[kwlug disc.] tricky situation

Joe Wennechuk youcanreachmehere at hotmail.com
Wed Dec 5 19:07:49 EST 2007


yes.. I have gotten around this problem.. the modem boxes(CSU/DSU), are also a little gatewat device that blocks all incomming traffic. This makes it impossible to remote in that way, so when ifconfig is looked at the address is usually a private class c range 192.168.2.1 or somthing like that, so keep this connection,  and setup a second PPPoE connection thru the modem to bell directly and this will leave you exposed on the net like a tunnel thru the port blocking on the CSU/DSU(router). there is no way to block any ports once exposed, which could be kind of dangerous, so you'll have to use a software firewall.

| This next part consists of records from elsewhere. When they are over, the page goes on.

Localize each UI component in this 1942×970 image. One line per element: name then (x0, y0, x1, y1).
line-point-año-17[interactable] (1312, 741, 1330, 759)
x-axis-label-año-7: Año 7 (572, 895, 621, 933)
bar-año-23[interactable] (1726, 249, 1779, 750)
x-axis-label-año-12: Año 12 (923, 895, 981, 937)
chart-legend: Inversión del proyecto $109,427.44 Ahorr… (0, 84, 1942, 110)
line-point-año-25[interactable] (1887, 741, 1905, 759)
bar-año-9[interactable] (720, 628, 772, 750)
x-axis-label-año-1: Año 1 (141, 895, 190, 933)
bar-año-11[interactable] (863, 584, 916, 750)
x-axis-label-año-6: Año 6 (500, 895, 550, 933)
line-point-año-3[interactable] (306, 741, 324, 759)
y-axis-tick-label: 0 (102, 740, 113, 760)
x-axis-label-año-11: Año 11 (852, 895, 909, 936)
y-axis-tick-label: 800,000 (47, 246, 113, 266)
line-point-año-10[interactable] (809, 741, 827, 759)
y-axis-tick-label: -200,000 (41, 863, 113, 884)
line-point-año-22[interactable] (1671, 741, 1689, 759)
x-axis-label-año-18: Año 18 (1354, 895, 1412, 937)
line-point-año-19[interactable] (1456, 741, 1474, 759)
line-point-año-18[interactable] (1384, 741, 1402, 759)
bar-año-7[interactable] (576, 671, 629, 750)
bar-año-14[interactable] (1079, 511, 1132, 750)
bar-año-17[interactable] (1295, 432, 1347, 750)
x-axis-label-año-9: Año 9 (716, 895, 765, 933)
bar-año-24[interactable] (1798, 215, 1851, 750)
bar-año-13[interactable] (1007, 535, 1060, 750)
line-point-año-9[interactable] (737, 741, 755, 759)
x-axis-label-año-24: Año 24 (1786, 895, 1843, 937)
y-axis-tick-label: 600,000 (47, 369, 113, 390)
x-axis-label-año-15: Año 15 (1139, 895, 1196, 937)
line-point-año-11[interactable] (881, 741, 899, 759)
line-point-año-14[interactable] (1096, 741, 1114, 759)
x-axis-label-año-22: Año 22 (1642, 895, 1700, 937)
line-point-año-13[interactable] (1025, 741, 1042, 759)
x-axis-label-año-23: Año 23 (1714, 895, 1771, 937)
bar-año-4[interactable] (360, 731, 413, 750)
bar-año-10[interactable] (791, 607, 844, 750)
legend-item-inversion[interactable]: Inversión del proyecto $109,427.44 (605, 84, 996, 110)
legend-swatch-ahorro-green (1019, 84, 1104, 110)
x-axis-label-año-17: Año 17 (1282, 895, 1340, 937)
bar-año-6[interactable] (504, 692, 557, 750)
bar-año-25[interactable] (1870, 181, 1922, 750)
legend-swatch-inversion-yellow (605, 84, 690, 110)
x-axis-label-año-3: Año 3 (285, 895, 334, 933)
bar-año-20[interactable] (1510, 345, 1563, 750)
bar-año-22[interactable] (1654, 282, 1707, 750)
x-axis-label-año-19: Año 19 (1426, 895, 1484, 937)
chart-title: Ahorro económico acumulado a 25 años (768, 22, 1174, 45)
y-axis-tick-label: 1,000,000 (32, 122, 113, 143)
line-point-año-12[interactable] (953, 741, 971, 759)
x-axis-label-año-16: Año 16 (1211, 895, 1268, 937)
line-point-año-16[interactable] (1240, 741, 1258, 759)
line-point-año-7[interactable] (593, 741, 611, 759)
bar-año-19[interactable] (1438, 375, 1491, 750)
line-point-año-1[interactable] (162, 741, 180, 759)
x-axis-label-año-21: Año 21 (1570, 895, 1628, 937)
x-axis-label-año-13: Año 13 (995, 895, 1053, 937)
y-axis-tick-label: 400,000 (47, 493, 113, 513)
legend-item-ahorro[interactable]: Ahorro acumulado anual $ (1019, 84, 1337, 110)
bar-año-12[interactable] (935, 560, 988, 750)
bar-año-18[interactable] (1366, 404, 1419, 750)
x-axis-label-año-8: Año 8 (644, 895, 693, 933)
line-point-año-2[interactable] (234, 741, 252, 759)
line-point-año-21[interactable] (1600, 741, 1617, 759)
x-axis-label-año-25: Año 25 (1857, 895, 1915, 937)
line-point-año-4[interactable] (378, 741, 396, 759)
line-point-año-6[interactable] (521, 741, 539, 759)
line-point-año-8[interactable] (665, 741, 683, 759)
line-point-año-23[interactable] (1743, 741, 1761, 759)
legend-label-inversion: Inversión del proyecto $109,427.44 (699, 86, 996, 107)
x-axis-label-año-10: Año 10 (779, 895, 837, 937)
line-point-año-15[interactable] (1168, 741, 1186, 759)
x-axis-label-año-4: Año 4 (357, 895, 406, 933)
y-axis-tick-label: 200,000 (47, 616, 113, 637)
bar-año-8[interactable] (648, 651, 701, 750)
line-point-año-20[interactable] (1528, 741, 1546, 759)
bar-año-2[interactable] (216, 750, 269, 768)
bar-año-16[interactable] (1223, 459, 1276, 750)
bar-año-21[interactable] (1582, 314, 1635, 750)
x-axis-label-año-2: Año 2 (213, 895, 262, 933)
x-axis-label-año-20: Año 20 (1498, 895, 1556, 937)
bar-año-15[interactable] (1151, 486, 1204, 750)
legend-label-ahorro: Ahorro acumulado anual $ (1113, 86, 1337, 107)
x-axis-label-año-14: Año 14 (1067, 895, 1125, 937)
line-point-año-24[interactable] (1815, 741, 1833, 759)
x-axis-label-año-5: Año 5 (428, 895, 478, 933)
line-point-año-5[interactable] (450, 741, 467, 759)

Date: Wed, 5 Dec 2007 13:20:33 -0500
From: cbruner at quadro.net
To: kwlug-disc at kwlug.org
Subject: Re: [kwlug disc.] tricky situation






  


John Van Ostrand wrote:

  
  
> I've got a friend who is trying to set up a network between his
office 

  > and his house. He's self employed. At the office he
is on a cheap bell 

> arrangement, dsl, no port forwarding, no static ip. At home he is
on 

> Rogers.

  
  

It sounds like Bell has provided a modem/router device. I've seen these
before and they really are featureless. The ones I've seen have custom
Bell firmware on them. Our solution with these has been to reset them
at which point they act as a bridges and you Linux box can do the PPPoE
and firewall or you can get a cheap internet gateway.


It's true. It is a modem/router device, that from the factory has port
forwarding and other features available. From bell it has dhcp and
that's pretty well it.  



I did try reseting to factory defaults, but the Bell web pages still
come up on it, which have no way of getting to the portforwarding.